In the particular case of bilateral EP after ART, three theories have been suggested. Firstly, embryos may be directly injected into the tubes. Secondly, embryos may be transferred correctly to the endometrial cavity but regressively migrate to the tubes as consequence of endometrial secretion. The third theory involves a “spray effect” during transfer whereby embryos might be pushed toward the tubal portions; in healthy functioning tubes, however, they should return to the endometrial cavity, further suggesting that tubal impairment can increase EP risk [11,20,21].

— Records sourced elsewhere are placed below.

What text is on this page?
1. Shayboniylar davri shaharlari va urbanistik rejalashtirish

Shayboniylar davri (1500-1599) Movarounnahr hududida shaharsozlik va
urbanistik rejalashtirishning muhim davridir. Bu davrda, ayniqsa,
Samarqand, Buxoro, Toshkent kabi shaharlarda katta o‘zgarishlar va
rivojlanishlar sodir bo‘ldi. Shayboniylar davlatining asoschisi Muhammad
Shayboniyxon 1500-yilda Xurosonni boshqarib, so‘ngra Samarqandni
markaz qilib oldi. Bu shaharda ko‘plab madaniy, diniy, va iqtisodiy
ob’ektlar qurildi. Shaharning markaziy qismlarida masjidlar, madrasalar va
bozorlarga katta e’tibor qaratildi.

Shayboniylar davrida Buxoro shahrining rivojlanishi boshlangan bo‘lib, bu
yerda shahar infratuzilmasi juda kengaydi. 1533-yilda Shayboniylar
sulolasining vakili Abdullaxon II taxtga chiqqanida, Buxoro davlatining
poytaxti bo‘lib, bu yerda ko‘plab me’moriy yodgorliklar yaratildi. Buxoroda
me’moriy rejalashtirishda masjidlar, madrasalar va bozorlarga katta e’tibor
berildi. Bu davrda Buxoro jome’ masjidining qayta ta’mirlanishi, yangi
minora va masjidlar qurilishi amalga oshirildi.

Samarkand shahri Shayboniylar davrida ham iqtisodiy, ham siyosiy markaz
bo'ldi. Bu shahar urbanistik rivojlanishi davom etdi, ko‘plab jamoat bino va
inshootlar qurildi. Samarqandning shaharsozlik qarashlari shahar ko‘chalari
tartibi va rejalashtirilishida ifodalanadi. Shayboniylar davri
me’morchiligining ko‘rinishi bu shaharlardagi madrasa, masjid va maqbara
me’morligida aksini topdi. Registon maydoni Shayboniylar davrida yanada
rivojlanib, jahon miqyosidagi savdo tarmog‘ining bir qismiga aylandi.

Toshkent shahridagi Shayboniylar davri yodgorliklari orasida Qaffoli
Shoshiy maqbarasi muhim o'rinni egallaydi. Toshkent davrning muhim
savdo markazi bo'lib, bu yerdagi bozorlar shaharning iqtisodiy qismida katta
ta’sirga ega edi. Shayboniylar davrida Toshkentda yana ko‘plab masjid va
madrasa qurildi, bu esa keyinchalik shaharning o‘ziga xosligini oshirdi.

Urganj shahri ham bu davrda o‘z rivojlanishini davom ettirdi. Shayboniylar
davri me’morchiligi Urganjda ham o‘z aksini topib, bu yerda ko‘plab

The present case involved no EP risk factors other than ART and advanced endometriosis; the latter plays an important role in increasing the probability of EP, causing intrinsic tubal pathologies such as tubal endosalpingiosis that may also account for EP.

Conclusion

Ectopic pregnancy after in vitro fertilization is becoming more frequent with the development of assisted reproductive technology. In case of pregnancy after ART, EP should always be screened for by serum hCG monitoring and trans-vaginal ultrasound until the implantation site can be confirmed, as incidence is higher than in spontaneous pregnancy. And in case of transfer of 2 embryos we should be careful even if serum hCG concentration increases normally, possible bilateral EP should always be investigated if no intrauterine gestational sac can be seen: in the present case, serum hCG levels were doubling normally, but there was no intrauterine image. Another important point during ART is that, in case of unilateral EP, the situation of the other tube should be systematically checked and hCG levels should be monitored until negative; in the present case, distention of the other tube was mild; but, as the patient was known to have severe endometriosis with several peritoneal adhesions, it was decided to continue hCG monitoring, which decreased after the first operation but then increased one week later.